After a long ugly spell that could have resulted in complete collapse of the global economy, The Washington Times and other sources are reporting that the US economy grew dramatically in the last quarter of 2009.
The U.S. economy roared ahead in the final months of 2009, growing at its fastest rate in six years, as corporate America stopped slashing its inventories and again started to invest for the future.
As the saying goes, “It is darkest before the dawn”, and it looks like that is the sun we see over the horizon.
It isn’t all sunshine and roses, but it is above the 4.6% forecast and composed of pieces which give reason to expect a general continuation of the trend.
o Consumer spending – the largest single part of the US economy – was up 2%, a sign that consumer confidence is edging back up.
o Inventory reductions slowed from $139B in cuts in Q3 to $33.5B in Q4. While this is still a drag on overall GDP growth, it indicates that there isn’t much more room for companies to clear out their warehouses and still stay in business so they will have to get back to more ordering from manufacturers to fill orders to their customers.
o Businesses have also put off capital investments about as long as they can and are now stepping up their acquisition of equipment and software, providing better revenue streams for producers of those durable goods.
o Exports showed gains in aggregate as well as in relation to imports.

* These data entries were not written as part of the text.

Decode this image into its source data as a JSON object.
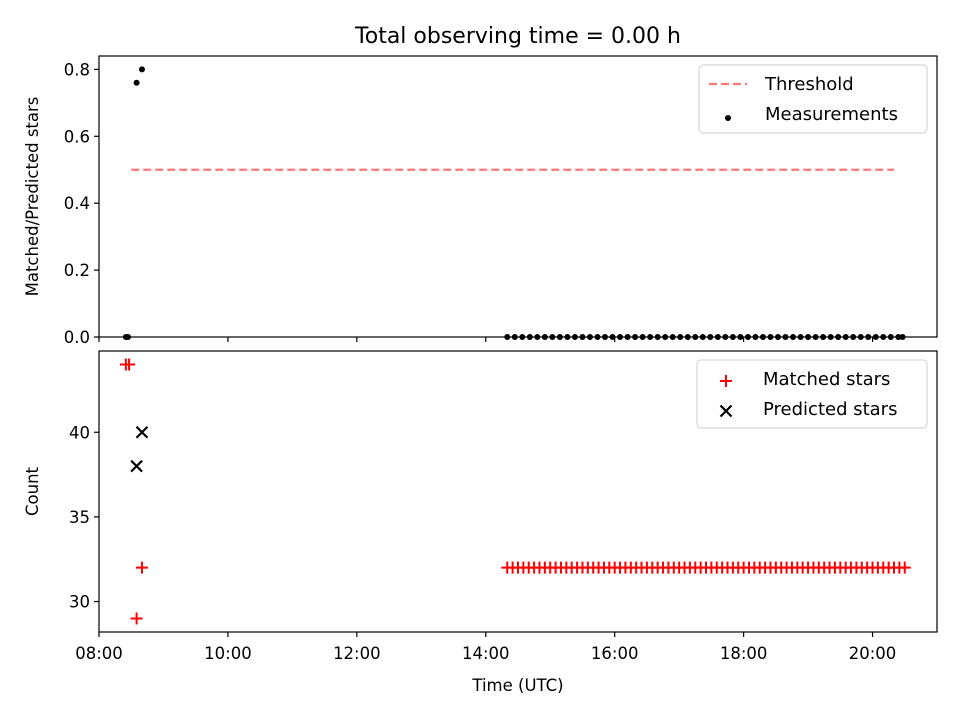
{
  "chart_data": {
    "title": "Total observing time = 0.00 h",
    "xlabel": "Time (UTC)",
    "xlim": [
      "08:00",
      "21:00"
    ],
    "xticks": [
      "08:00",
      "10:00",
      "12:00",
      "14:00",
      "16:00",
      "18:00",
      "20:00"
    ],
    "panels": [
      {
        "type": "scatter",
        "ylabel": "Matched/Predicted stars",
        "ylim": [
          0,
          0.84
        ],
        "yticks": [
          "0.0",
          "0.2",
          "0.4",
          "0.6",
          "0.8"
        ],
        "legend_position": "top-right",
        "threshold": {
          "name": "Threshold",
          "value": 0.5,
          "x_range": [
            "08:30",
            "20:20"
          ],
          "color": "#ff7777",
          "style": "dashed"
        },
        "series": [
          {
            "name": "Measurements",
            "marker": "dot",
            "color": "#000000",
            "points": [
              [
                "08:25",
                0
              ],
              [
                "08:27",
                0
              ],
              [
                "08:35",
                0.76
              ],
              [
                "08:40",
                0.8
              ],
              [
                "14:20",
                0
              ],
              [
                "14:27",
                0
              ],
              [
                "14:34",
                0
              ],
              [
                "14:41",
                0
              ],
              [
                "14:48",
                0
              ],
              [
                "14:55",
                0
              ],
              [
                "15:02",
                0
              ],
              [
                "15:09",
                0
              ],
              [
                "15:16",
                0
              ],
              [
                "15:23",
                0
              ],
              [
                "15:30",
                0
              ],
              [
                "15:37",
                0
              ],
              [
                "15:44",
                0
              ],
              [
                "15:51",
                0
              ],
              [
                "15:58",
                0
              ],
              [
                "16:05",
                0
              ],
              [
                "16:12",
                0
              ],
              [
                "16:19",
                0
              ],
              [
                "16:26",
                0
              ],
              [
                "16:33",
                0
              ],
              [
                "16:40",
                0
              ],
              [
                "16:47",
                0
              ],
              [
                "16:54",
                0
              ],
              [
                "17:01",
                0
              ],
              [
                "17:08",
                0
              ],
              [
                "17:15",
                0
              ],
              [
                "17:22",
                0
              ],
              [
                "17:29",
                0
              ],
              [
                "17:36",
                0
              ],
              [
                "17:43",
                0
              ],
              [
                "17:50",
                0
              ],
              [
                "17:57",
                0
              ],
              [
                "18:04",
                0
              ],
              [
                "18:11",
                0
              ],
              [
                "18:18",
                0
              ],
              [
                "18:25",
                0
              ],
              [
                "18:32",
                0
              ],
              [
                "18:39",
                0
              ],
              [
                "18:46",
                0
              ],
              [
                "18:53",
                0
              ],
              [
                "19:00",
                0
              ],
              [
                "19:07",
                0
              ],
              [
                "19:14",
                0
              ],
              [
                "19:21",
                0
              ],
              [
                "19:28",
                0
              ],
              [
                "19:35",
                0
              ],
              [
                "19:42",
                0
              ],
              [
                "19:49",
                0
              ],
              [
                "19:56",
                0
              ],
              [
                "20:03",
                0
              ],
              [
                "20:10",
                0
              ],
              [
                "20:17",
                0
              ],
              [
                "20:24",
                0
              ],
              [
                "20:28",
                0
              ]
            ]
          }
        ]
      },
      {
        "type": "scatter",
        "ylabel": "Count",
        "ylim": [
          28.2,
          44.8
        ],
        "yticks": [
          "30",
          "35",
          "40"
        ],
        "legend_position": "top-right",
        "series": [
          {
            "name": "Matched stars",
            "marker": "plus",
            "color": "#ff0000",
            "points": [
              [
                "08:25",
                44
              ],
              [
                "08:28",
                44
              ],
              [
                "08:35",
                29
              ],
              [
                "08:40",
                32
              ],
              [
                "14:20",
                32
              ],
              [
                "14:25",
                32
              ],
              [
                "14:30",
                32
              ],
              [
                "14:35",
                32
              ],
              [
                "14:40",
                32
              ],
              [
                "14:45",
                32
              ],
              [
                "14:50",
                32
              ],
              [
                "14:55",
                32
              ],
              [
                "15:00",
                32
              ],
              [
                "15:05",
                32
              ],
              [
                "15:10",
                32
              ],
              [
                "15:15",
                32
              ],
              [
                "15:20",
                32
              ],
              [
                "15:25",
                32
              ],
              [
                "15:30",
                32
              ],
              [
                "15:35",
                32
              ],
              [
                "15:40",
                32
              ],
              [
                "15:45",
                32
              ],
              [
                "15:50",
                32
              ],
              [
                "15:55",
                32
              ],
              [
                "16:00",
                32
              ],
              [
                "16:05",
                32
              ],
              [
                "16:10",
                32
              ],
              [
                "16:15",
                32
              ],
              [
                "16:20",
                32
              ],
              [
                "16:25",
                32
              ],
              [
                "16:30",
                32
              ],
              [
                "16:35",
                32
              ],
              [
                "16:40",
                32
              ],
              [
                "16:45",
                32
              ],
              [
                "16:50",
                32
              ],
              [
                "16:55",
                32
              ],
              [
                "17:00",
                32
              ],
              [
                "17:05",
                32
              ],
              [
                "17:10",
                32
              ],
              [
                "17:15",
                32
              ],
              [
                "17:20",
                32
              ],
              [
                "17:25",
                32
              ],
              [
                "17:30",
                32
              ],
              [
                "17:35",
                32
              ],
              [
                "17:40",
                32
              ],
              [
                "17:45",
                32
              ],
              [
                "17:50",
                32
              ],
              [
                "17:55",
                32
              ],
              [
                "18:00",
                32
              ],
              [
                "18:05",
                32
              ],
              [
                "18:10",
                32
              ],
              [
                "18:15",
                32
              ],
              [
                "18:20",
                32
              ],
              [
                "18:25",
                32
              ],
              [
                "18:30",
                32
              ],
              [
                "18:35",
                32
              ],
              [
                "18:40",
                32
              ],
              [
                "18:45",
                32
              ],
              [
                "18:50",
                32
              ],
              [
                "18:55",
                32
              ],
              [
                "19:00",
                32
              ],
              [
                "19:05",
                32
              ],
              [
                "19:10",
                32
              ],
              [
                "19:15",
                32
              ],
              [
                "19:20",
                32
              ],
              [
                "19:25",
                32
              ],
              [
                "19:30",
                32
              ],
              [
                "19:35",
                32
              ],
              [
                "19:40",
                32
              ],
              [
                "19:45",
                32
              ],
              [
                "19:50",
                32
              ],
              [
                "19:55",
                32
              ],
              [
                "20:00",
                32
              ],
              [
                "20:05",
                32
              ],
              [
                "20:10",
                32
              ],
              [
                "20:15",
                32
              ],
              [
                "20:20",
                32
              ],
              [
                "20:25",
                32
              ],
              [
                "20:30",
                32
              ]
            ]
          },
          {
            "name": "Predicted stars",
            "marker": "x",
            "color": "#000000",
            "points": [
              [
                "08:35",
                38
              ],
              [
                "08:40",
                40
              ]
            ]
          }
        ]
      }
    ]
  }
}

Export growth was 18.1%, adding 0.5% of the 5.7% in overall economic expansion. The numbers for import growth were not available in the referenced article, but any reduction in trade imbalance will play well for the US economy.
o House investment is up 5.7% in the quarter, the second quarter of growth following 3.5 years of contraction. Commercial real estate remains down, a market that will likely follow the lagging jobs market and only grow as the foundation for growing businesses has spent some time being steadily on the rise.
o Government spending overall was actually down, with 3.5% decreases in defense spending and 0.3% in state and local spending more than offsetting an 8.1% increase in federal non-defense spending. This is arguably where the lack of the stimulus would have brought down the overall GDP numbers directly, as well as impacting the spinoff spending in other areas of the economy where those earning incomes through stimulus projects would have had to decrease their own capital and personal spending.
So, while the road ahead is not (fortunately) to be described as a “boom” period, the “bust” is largely behind us. Growth in Q1 of 2010 is not expected to be as high as Q4 in 2009, but economic contraction (i.e. recession) should be behind us.